As of 2001 about 96,000 Jewish Americans live in Metro Detroit. 75% of them live in Oakland County. Many are in walking distances to their synagogues. As of 2006 the Jews living in Windsor, Ontario live closer to Downtown Detroit than the Jewish communities within Metro Detroit.

==Hinduism==
As of 2013 Hindu temples and religious centers had been recently established in Detroit, Ada, Canton, Hamtramck, Livonia, Novi, Pontiac, Sterling Heights, and Troy. In 2012 a Hindu temple built for $11 million opened in Troy.

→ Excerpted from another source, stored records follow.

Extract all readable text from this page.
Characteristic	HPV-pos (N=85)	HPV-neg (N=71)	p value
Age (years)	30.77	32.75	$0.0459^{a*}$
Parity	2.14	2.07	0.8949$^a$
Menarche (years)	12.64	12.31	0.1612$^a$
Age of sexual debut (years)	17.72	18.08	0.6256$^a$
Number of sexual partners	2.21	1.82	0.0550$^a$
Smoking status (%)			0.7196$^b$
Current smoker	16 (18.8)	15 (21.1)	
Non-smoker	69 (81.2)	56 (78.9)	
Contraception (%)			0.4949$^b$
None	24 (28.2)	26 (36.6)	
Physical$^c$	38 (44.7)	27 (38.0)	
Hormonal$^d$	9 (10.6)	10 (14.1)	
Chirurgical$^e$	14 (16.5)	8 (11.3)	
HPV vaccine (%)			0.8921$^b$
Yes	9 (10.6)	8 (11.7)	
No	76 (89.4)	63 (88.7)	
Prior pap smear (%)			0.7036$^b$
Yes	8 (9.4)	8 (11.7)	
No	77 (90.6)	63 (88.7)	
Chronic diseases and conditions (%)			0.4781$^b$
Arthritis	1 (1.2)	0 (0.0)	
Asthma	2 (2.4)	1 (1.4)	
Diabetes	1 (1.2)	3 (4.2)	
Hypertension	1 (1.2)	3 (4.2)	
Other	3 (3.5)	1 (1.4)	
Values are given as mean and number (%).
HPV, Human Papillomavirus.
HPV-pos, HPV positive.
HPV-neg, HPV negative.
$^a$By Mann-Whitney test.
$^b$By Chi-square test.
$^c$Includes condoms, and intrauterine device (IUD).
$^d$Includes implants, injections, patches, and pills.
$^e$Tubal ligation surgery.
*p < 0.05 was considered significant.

The 25000 sqft Sri Venkateswara Temple and Cultural Center (SVTCC), built for $10 million, opened in Novi in 2013. It is the first Michigan Hindu temple to be named after a southern Indian deity. It had a temporary location for five years before it opened its permanent facility. As of 2013 the temple has a client base of about 3,000 people. The community operating the temple mostly comes from the Indians who speak Telugu. Many of them originate from Andhra Pradesh.

==Buddhism==

The Sacred Mountain Monastery-Linh Son Temple is located along 9 Mile Road in Warren. The operators are primarily Vietnamese Americans; many of them came to the United States because of the Vietnam War.

The Buddhist Meditation Center/Wat Paknam Michigan (วัดปากน้ำมิชิแกน), founded in 2009, is located in Sterling Heights.

==Satanism==
In 2014, a chapter of The Satanic Temple was established in Detroit and the membership at the time was 20 people. The leader was Jex Blackmore, who was raised in Metro Detroit and had graduated from the University of Michigan. The Satanic Temple spokesperson, Lucien Greaves, originated from Metro Detroit as well. Greaves stated that the Satanic Temple chose Detroit as the site its flagship chapter house because of the city's history with artistic groups that acted against the status quo and its underdog reputation.

The group has not confirmed where the temple facility will be located. The group plans to erect a statue of the Devil; it would not be the first Devil statue in the city because in 1905 a German American named Herman Menz had built a statue there.